Funny thought, a domesticated Belle.
"I waited until I was done playing to get married and then settle down and start a family," said Belle, forced to retired in 2001 because of a bad hip. "I don't know how guys do it, have a family and try to play baseball, man. It's tough. Facing (David) Cone and (Roger) Clemens was easy compared to being a dad. It seems like all the kids get tired and cranky at the same time."
Just like their dad.
Cranky would be a polite way of describing Belle, who in his prime had few rivals — inside or outside the baselines.

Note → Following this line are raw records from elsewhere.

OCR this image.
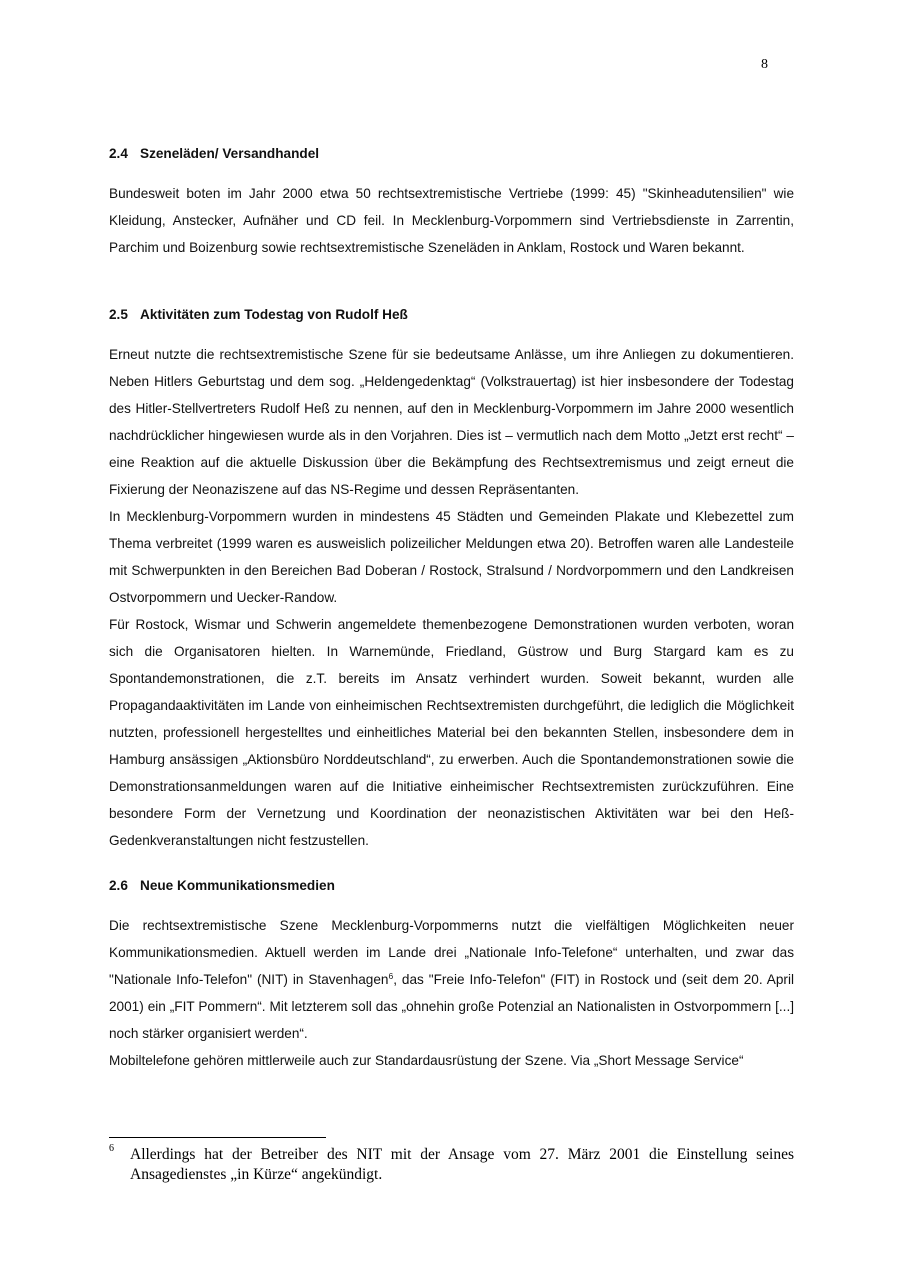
8
2.4 Szeneläden/ Versandhandel

Bundesweit boten im Jahr 2000 etwa 50 rechtsextremistische Vertriebe (1999: 45) "Skinheadutensilien" wie Kleidung, Anstecker, Aufnäher und CD feil. In Mecklenburg-Vorpommern sind Vertriebsdienste in Zarrentin, Parchim und Boizenburg sowie rechtsextremistische Szeneläden in Anklam, Rostock und Waren bekannt.

2.5 Aktivitäten zum Todestag von Rudolf Heß

Erneut nutzte die rechtsextremistische Szene für sie bedeutsame Anlässe, um ihre Anliegen zu dokumentieren. Neben Hitlers Geburtstag und dem sog. „Heldengedenktag“ (Volkstrauertag) ist hier insbesondere der Todestag des Hitler-Stellvertreters Rudolf Heß zu nennen, auf den in Mecklenburg-Vorpommern im Jahre 2000 wesentlich nachdrücklicher hingewiesen wurde als in den Vorjahren. Dies ist – vermutlich nach dem Motto „Jetzt erst recht“ – eine Reaktion auf die aktuelle Diskussion über die Bekämpfung des Rechtsextremismus und zeigt erneut die Fixierung der Neonaziszene auf das NS-Regime und dessen Repräsentanten.

In Mecklenburg-Vorpommern wurden in mindestens 45 Städten und Gemeinden Plakate und Klebezettel zum Thema verbreitet (1999 waren es ausweislich polizeilicher Meldungen etwa 20). Betroffen waren alle Landesteile mit Schwerpunkten in den Bereichen Bad Doberan / Rostock, Stralsund / Nordvorpommern und den Landkreisen Ostvorpommern und Uecker-Randow.

Für Rostock, Wismar und Schwerin angemeldete themenbezogene Demonstrationen wurden verboten, woran sich die Organisatoren hielten. In Warnemünde, Friedland, Güstrow und Burg Stargard kam es zu Spontandemonstrationen, die z.T. bereits im Ansatz verhindert wurden. Soweit bekannt, wurden alle Propagandaaktivitäten im Lande von einheimischen Rechtsextremisten durchgeführt, die lediglich die Möglichkeit nutzten, professionell hergestelltes und einheitliches Material bei den bekannten Stellen, insbesondere dem in Hamburg ansässigen „Aktionsbüro Norddeutschland“, zu erwerben. Auch die Spontandemonstrationen sowie die Demonstrationsanmeldungen waren auf die Initiative einheimischer Rechtsextremisten zurückzuführen. Eine besondere Form der Vernetzung und Koordination der neonazistischen Aktivitäten war bei den Heß-Gedenkveranstaltungen nicht festzustellen.

2.6 Neue Kommunikationsmedien

Die rechtsextremistische Szene Mecklenburg-Vorpommerns nutzt die vielfältigen Möglichkeiten neuer Kommunikationsmedien. Aktuell werden im Lande drei „Nationale Info-Telefone“ unterhalten, und zwar das "Nationale Info-Telefon" (NIT) in Stavenhagen$^6$, das "Freie Info-Telefon" (FIT) in Rostock und (seit dem 20. April 2001) ein „FIT Pommern“. Mit letzterem soll das „ohnehin große Potenzial an Nationalisten in Ostvorpommern [...] noch stärker organisiert werden“.

Mobiltelefone gehören mittlerweile auch zur Standardausrüstung der Szene. Via „Short Message Service“

6 Allerdings hat der Betreiber des NIT mit der Ansage vom 27. März 2001 die Einstellung seines Ansagedienstes „in Kürze“ angekündigt.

Pursing his lips as he awaited the pitch, Belle could drive a baseball over the fence to all three fields. A five-time All-Star, he had his finest season in 1995, when he batted .317 and led the league with 50 homers, 52 doubles, 121 runs and 126 RBIs. He remains the only player in history to hit 50 doubles and homers in a season, and yet finished second to Boston's Mo Vaughn in MVP voting that year.

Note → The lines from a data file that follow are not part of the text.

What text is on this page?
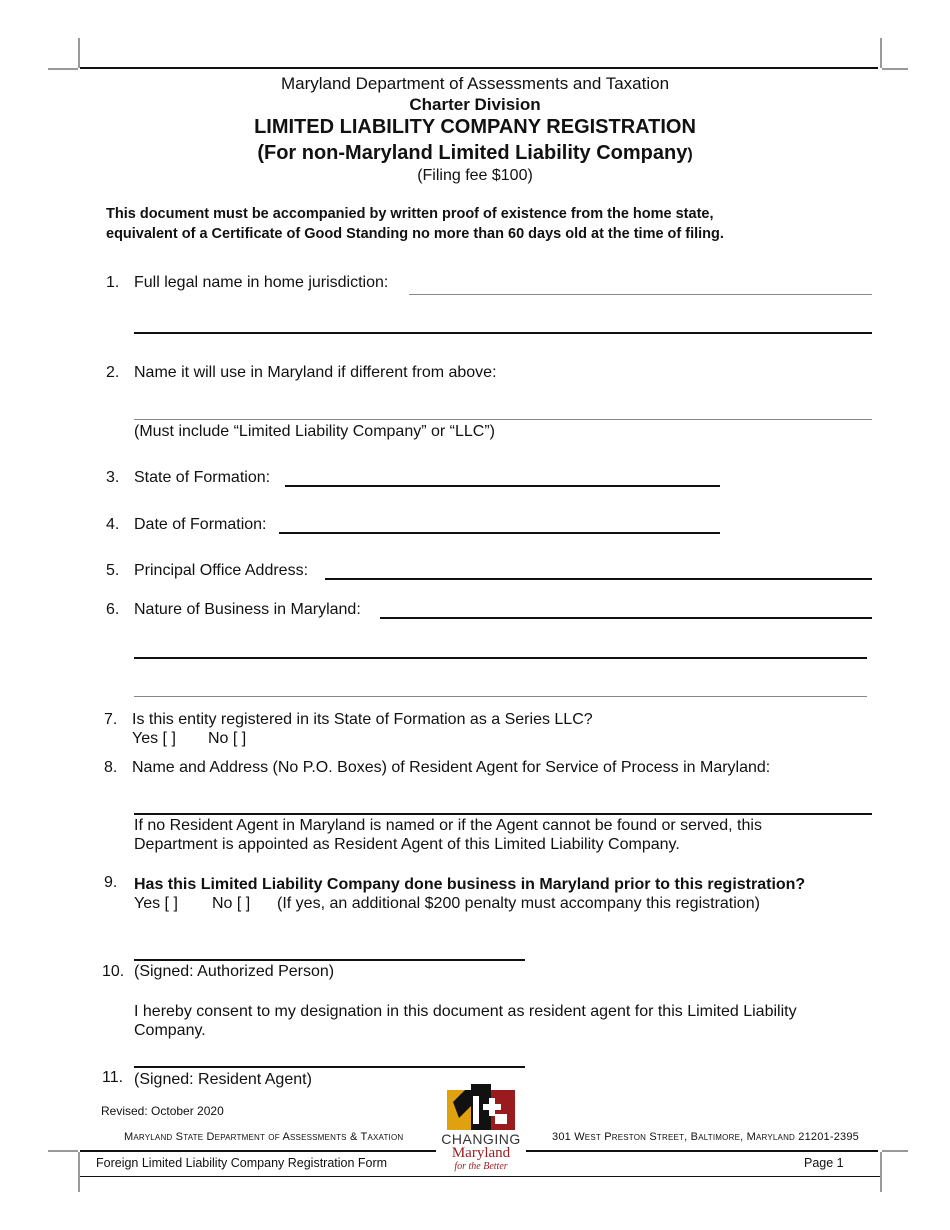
Maryland Department of Assessments and Taxation
Charter Division
LIMITED LIABILITY COMPANY REGISTRATION
(For non-Maryland Limited Liability Company)
(Filing fee $100)
This document must be accompanied by written proof of existence from the home state,
equivalent of a Certificate of Good Standing no more than 60 days old at the time of filing.
1. Full legal name in home jurisdiction:
2. Name it will use in Maryland if different from above:
(Must include “Limited Liability Company” or “LLC”)
3. State of Formation:
4. Date of Formation:
5. Principal Office Address:
6. Nature of Business in Maryland:
7. Is this entity registered in its State of Formation as a Series LLC?
Yes [ ] No [ ]
8. Name and Address (No P.O. Boxes) of Resident Agent for Service of Process in Maryland:
If no Resident Agent in Maryland is named or if the Agent cannot be found or served, this
Department is appointed as Resident Agent of this Limited Liability Company.
9. Has this Limited Liability Company done business in Maryland prior to this registration?
Yes [ ] No [ ] (If yes, an additional $200 penalty must accompany this registration)
10. (Signed: Authorized Person)
I hereby consent to my designation in this document as resident agent for this Limited Liability
Company.
11. (Signed: Resident Agent)
Revised: October 2020
Maryland State Department of Assessments & Taxation	301 West Preston Street, Baltimore, Maryland 21201-2395
Foreign Limited Liability Company Registration Form	Page 1
CHANGING
Maryland
for the Better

If his career had not been cut short by injuries, it's possible Belle would have made it to the Hall of Fame.
Assuming, that is, anyone would have voted for him.
Belle was trouble for almost anyone or anything in his path. He chased away kids who threw eggs at his house after he didn't give them candy on Halloween, hitting one with his car. After a strikeout, he smashed the thermostat off the clubhouse wall, and once threw a ball and hit a photographer.
He was especially difficult for reporters to deal with, cutting short an interview, refusing to give one or using obscenities.
"I talked to the media," he said. "They just didn't like the words I gave them."
Belle was the ringleader for the powerful Cleveland team that bashed its way to a 100-44 record in 1995 and won the AL pennant before losing to Atlanta in the World Series. The Indians had a stacked lineup with Lofton, Baerga, Belle, Alomar, Jim Thome, Manny Ramirez and Hall of Famer Eddie Murray in their everyday lineup.
"Our '95 team was pretty incredible," Belle said. "The Yankees had a pretty good team when they won 100-something games in '98. But I think our lineup was way better than them. It all started when you had a guy like Kenny Lofton at the top of the lineup. As soon as he'd get on base, he'd cause havoc and we were just licking our chops to drive in runs and have big innings."